For many organizations across Canada, workers – and sometimes entire departments – using solutions not vetted by the IT department, is one of the major headaches of chief information officers.
When allowed to go on unmonitored such practices pose significant risk to the enterprise. A recent survey of software use in American workplaces could help Canadian companies better understand the drivers behind shadow IT.
Ninety one per cent of 1,000 adults interviewed by research firm TNS for a survey commissioned by outsourcing ad expense management software maker Coupa Software, said they do not use company issued software at work.
Ten per cent of the people surveyed said that the software they used at work slowed down or crashed their computers, while almost as many said that it wasn’t reliable or didn’t work properly. And five of respondents said that the software simply wouldn’t work on their computer.
As many as 15.1per cent of people said that corporate software wasn’t user-friendly, or was hard to use and 8.8 per cent their workplace software was out-dated.
Darayush Mistry, VP of product marketing at Coupa Software, lays the blame with software that’s provided on-premise, rather than delivered via the Internet as a service.
“Legacy software applications were designed primarily for back office processes and then provided with a thin veneer self-service interface that treated end users and adoption as an afterthought,” said Mistry, whose organization happens to sell financial application software that runs in the cloud.
The survey results didn’t disclose whether the applications that respondents were discussing were cloud-based or not, or what business function the applications covered. The survey broke down respondents by demographics including income, but there was no information about job role or title, or the size of the company that each respondent worked for.

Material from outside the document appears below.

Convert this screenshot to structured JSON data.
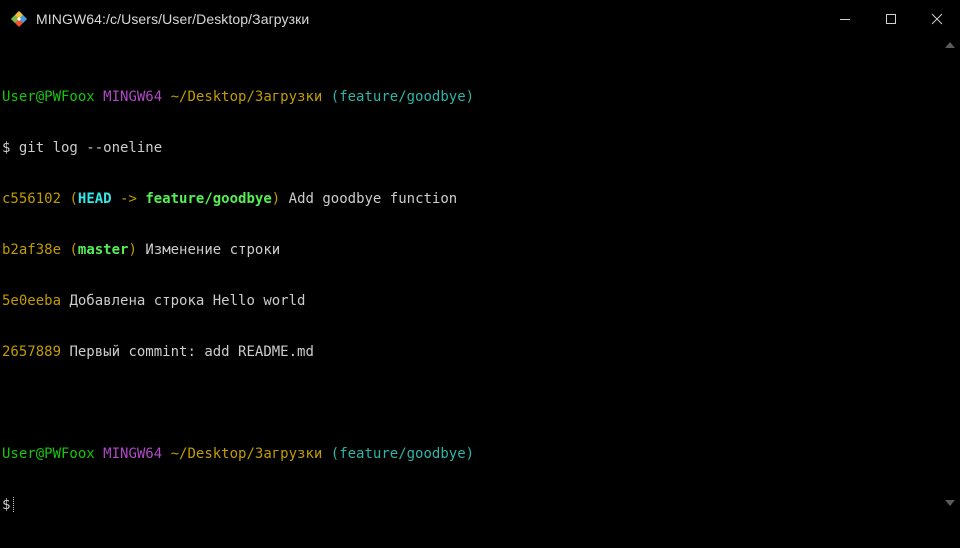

Mistry also argues that on-premise software involves “extensive customisation” that makes it even more complex, and requires extensive user training.

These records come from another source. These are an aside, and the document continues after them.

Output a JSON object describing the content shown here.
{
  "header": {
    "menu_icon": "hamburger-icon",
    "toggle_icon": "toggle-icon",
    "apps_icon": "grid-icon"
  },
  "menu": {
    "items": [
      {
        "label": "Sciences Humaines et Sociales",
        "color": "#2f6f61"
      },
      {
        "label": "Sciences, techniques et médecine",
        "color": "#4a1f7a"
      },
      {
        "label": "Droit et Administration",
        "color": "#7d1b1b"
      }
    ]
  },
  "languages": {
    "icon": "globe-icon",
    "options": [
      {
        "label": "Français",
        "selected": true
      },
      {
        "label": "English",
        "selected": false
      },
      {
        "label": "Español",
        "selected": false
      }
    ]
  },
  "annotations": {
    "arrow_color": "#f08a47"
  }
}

Cloud-based software tends to be developed for a broad base of customers, rather than tailored for the needs of a particular client.
One lesson that we can take away from the figures is that software should be developed to be simple. Not all users are equal, Mistry pointed out.
“Look closely at processes that involve end users, in addition to the ones that involve ‘power users’, and understand what the end user’s experience will be,” he said.
“There will be far more end users then power users in most organizations” Mistry continued. “While power users may require a lot of complexity and can be expected to take the time and learn to use that complexity, end users will be overwhelmed.”
Whether you migrate your software to the cloud or keep it in-house, it’s important to ensure that it reflects your users’ experience.
The front-end interface is a key part of that experience, as is back-end workflow. Most important of all is talking to users and ensuring software does what the users need it to. That’s easy to say, but hard to engineer, and requires a mix of technical smarts and a good listening ear.